Essa teoria se desenvolveu ao longo dos anos em função principalmente de alguns aspectos, a saber: 
a) A fragilidade e parcialidade tanto da Teoria Clássica como da Teoria das Relações Humanas, a 
necessidade de um enfoque mais amplo e completo, tanto da estrutura como dos participantes da 
organização; 
b) Tornou-se necessário um modelo de organização racional capaz de caracterizar todas as variáveis 
envolvidas e o comportamento dos membros envolvidos, sendo aplicadas não somente à fábrica, 
mas também as organizações humanas e empresas; 
c) O crescente tamanho e complexidade das empresas passou a exigir modelos organizacionais mais 
bem definidos; 
d) O ressurgimento da Sociologia da Burocracia, a partir de Max Weber, seu criador. 
Origens da Burocracia 
 A burocracia é uma forma de organização humana que se baseia na racionalidade, isto é, na 
adequação dos meios aos objetivos (fins) pretendidos, a fim de garantir a máxima eficiência possível 
no alcance desses objetivos. 
 Para conhecimento, Weber distingue três tipos de sociedades com suas respectivas autoridades 
legítimas: 
a) Sociedade tradicional, onde predominam características patriarcais; Autoridade tradicional, quando os 
subordinados aceitam ordens dos superiores como justificadas, porque essa sempre foi a maneira pela 
qual as coisas foram feitas. 
b) Sociedade carismática, onde predominam características personalísticas; Autoridade carismática, 
quando os subordinados aceitam as ordens do superior como justificadas, por causa da influencia da 
personalidade e da liderança do superior com o qual se identificam. 
c) Sociedade legal, racional ou burocrática, onde predominam normas impessoais e racionalidade na 
escolha dos meios e dos fins; Autoridade legal, racional ou burocrática, quando os subordinados aceitam 
as ordens dos superiores como justificadas, porque concordam com um conjunto de preceitos ou normas 
que consideram legítimos e dos quais deriva o comando. 
Autoridade x Poder 
 Autoridade represente o poder institucionalizado e oficializado, significa a probabilidade de 
que um comando ou ordem especifica seja obedecido.

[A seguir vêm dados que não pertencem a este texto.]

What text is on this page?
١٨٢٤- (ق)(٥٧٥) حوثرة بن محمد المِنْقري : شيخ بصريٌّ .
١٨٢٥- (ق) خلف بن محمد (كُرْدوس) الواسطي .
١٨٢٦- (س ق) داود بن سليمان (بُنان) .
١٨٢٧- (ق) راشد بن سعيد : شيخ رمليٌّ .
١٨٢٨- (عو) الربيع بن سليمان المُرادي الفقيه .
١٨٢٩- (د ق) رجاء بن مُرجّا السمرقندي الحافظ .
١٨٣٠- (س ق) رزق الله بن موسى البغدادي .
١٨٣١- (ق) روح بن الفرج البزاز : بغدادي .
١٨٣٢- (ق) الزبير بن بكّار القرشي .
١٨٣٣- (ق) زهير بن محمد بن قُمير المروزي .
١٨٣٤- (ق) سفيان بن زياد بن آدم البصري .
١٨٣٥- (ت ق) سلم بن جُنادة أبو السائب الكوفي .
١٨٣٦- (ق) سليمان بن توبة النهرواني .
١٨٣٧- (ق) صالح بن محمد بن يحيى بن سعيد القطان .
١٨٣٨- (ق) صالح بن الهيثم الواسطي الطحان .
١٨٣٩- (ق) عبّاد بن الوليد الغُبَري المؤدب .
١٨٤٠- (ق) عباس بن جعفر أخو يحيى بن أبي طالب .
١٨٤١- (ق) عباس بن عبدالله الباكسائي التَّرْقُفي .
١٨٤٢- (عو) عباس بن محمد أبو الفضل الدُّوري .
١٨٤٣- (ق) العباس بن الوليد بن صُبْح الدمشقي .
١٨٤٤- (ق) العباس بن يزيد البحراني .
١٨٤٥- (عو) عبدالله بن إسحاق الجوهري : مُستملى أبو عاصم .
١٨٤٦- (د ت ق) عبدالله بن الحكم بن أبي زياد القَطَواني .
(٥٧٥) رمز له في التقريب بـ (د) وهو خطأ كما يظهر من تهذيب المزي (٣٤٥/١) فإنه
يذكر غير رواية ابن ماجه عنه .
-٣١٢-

Poder significa a probabilidade de impor a própria 
vontade dentro de uma relação social, mesmo contra qualquer forma de resistência e qualquer que 
seja o fundamento dessa probabilidade. 
 
Weber identifica três fatores principais que favorecem o desenvolvimento da moderna burocracia: 
1. O desenvolvimento de uma economia monetária; 
2. O crescimento quantitativo e qualitativo das tarefas administrativas do Estado Moderno; 
3. A superioridade técnica - em termos de eficiência - do tipo burocrático de administração. 
Características da Burocracia segundo Weber 
 Segundo o conceito popular, a burocracia é visualizada geralmente como uma empresa ou 
organização onde o papelório se multiplica e se avoluma, impedindo as soluções rápidas ou eficientes. O 
leigo passou a dar o nome de burocracia aos defeitos do sistema (disfunções) e não ao sistema 
em si mesmo. 
 Para Weber, o conceito de Burocracia é totalmente o contrário. Ela é uma organização eficiente 
por excelência e para conseguir essa eficiência, ela precisa detalhar antecipadamente e nos 
mínimos detalhes como as coisas deverão ser feitas. 
1. Caráter legal das normas e regulamentos: a burocracia é uma organização ligada por normas e 
regulamentos previamente estabelecidos (antes mesmo de fazer, as pessoas sabem exatamente o 
que devem fazer) 
2. Caráter formal das comunicações: a burocracia é uma organização ligada por comunicações 
escritas. 
3. Caráter racional e divisão do trabalho: a burocracia é uma organização que se caracteriza por 
sistemática divisão do trabalho, atendendo a uma racionalidade, isto é, ela é adequada aos 
objetivos a serem atingidos: a eficiência da organização. Cada participante deve saber qual sua 
tarefa, sua capacidade e os limites, direito e poder de suas tarefas. 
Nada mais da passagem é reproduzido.